The District of Columbia, which ran a traditional election (allowing, as usual, voters to request absentee ballots) for its June 2 primary, recently announced it would mail every voter a ballot for the November election. The D.C. Board of Elections said in a recent report that it was overwhelmed by the massive amount of ballot requests in the short lead-up to the primary.
Voters in D.C. requested more than 92,000 absentee ballots and about 80,000 votes were eventually cast by mail.
“As time progressed, we discovered that several established, previously effective processes were severely strained or broken when four-times the previous absentee voter turnout occurred for this election,” D.C. election officials wrote in the report.
D.C. faced election errors similar to those in Maryland on election day: Many absentee ballots were delivered late, and voters who decided to go to the polls faced hours-long lines.
In Georgia, voters embraced absentee ballots after they were mailed applications for the state’s June primary.

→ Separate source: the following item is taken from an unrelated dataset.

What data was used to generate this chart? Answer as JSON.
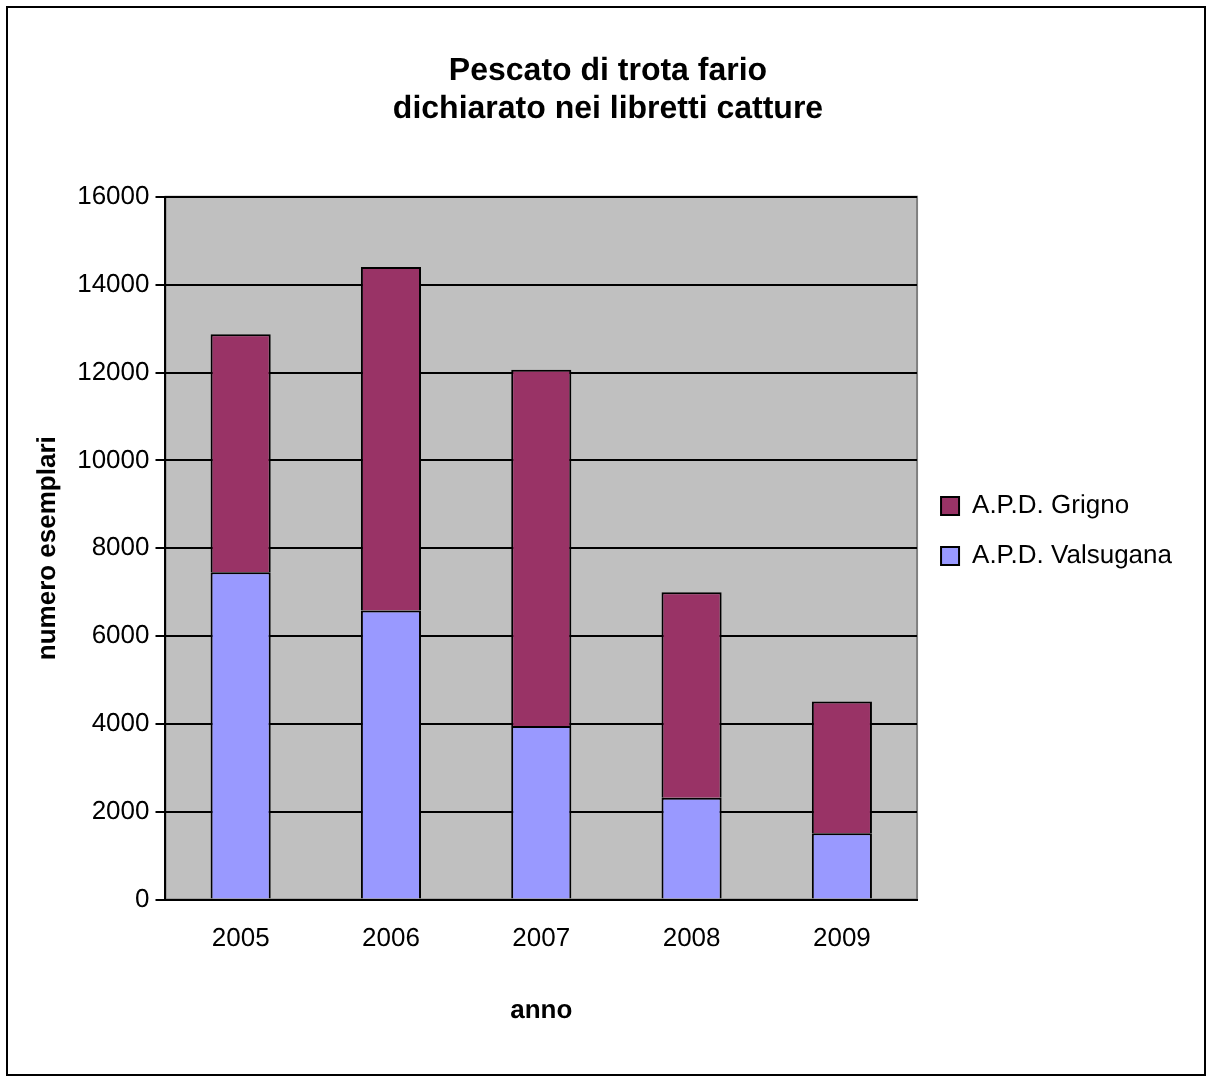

But that state’s system seemed to crumble on election day. Many voters were left waiting for weeks before their ballot requests were processed, and some never received ballots at all.
Voters who showed up to vote in person in Georgia’s primary found malfunctioning voting machines and lengthy lines, The New York Times reported. Predominantly black areas experienced some of the worst errors, leading some to say that the election mishaps were a form of voter suppression.
In Wisconsin, thousands of voters reportedly requested absentee ballots before the state’s deadline, but didn’t receive their ballots in time to vote.
Late ballot delivery also was an issue in Maryland’s primary, where registered voters were supposed to be sent mail-in ballots automatically. Election officials blamed a vendor after thousands of voters received their ballots late or didn’t receive ballots at all.
While prominent state Republicans say mailing voters ballots could lead to voter fraud and eroded voter confidence, local election officials have raised a red flag about mailing voters ballot applications.
David Garreis, the president of the Maryland Association of Election Officials, told Hogan in a Monday letter that local boards of elections don’t have the resources to process thousands of ballot requests.
“We cannot overstate the devastating consequences likely to result if the State of Maryland does not plan now to mail every voter a ballot for the 2020 Presidential General Election,” Garreis wrote.
Voting rights advocates and Democratic lawmakers have said requiring voters who want mail-in ballots to apply for them might weaken voter turnout. But those who support mailing an absentee ballot application to every registered voter say that process is more secure.
Other states have embraced that process, sometimes called universal absentee ballot applications, for the 2020 presidential election.
Ohio announced in June that it would be mailing all registered voters an absentee ballot application for the November elections.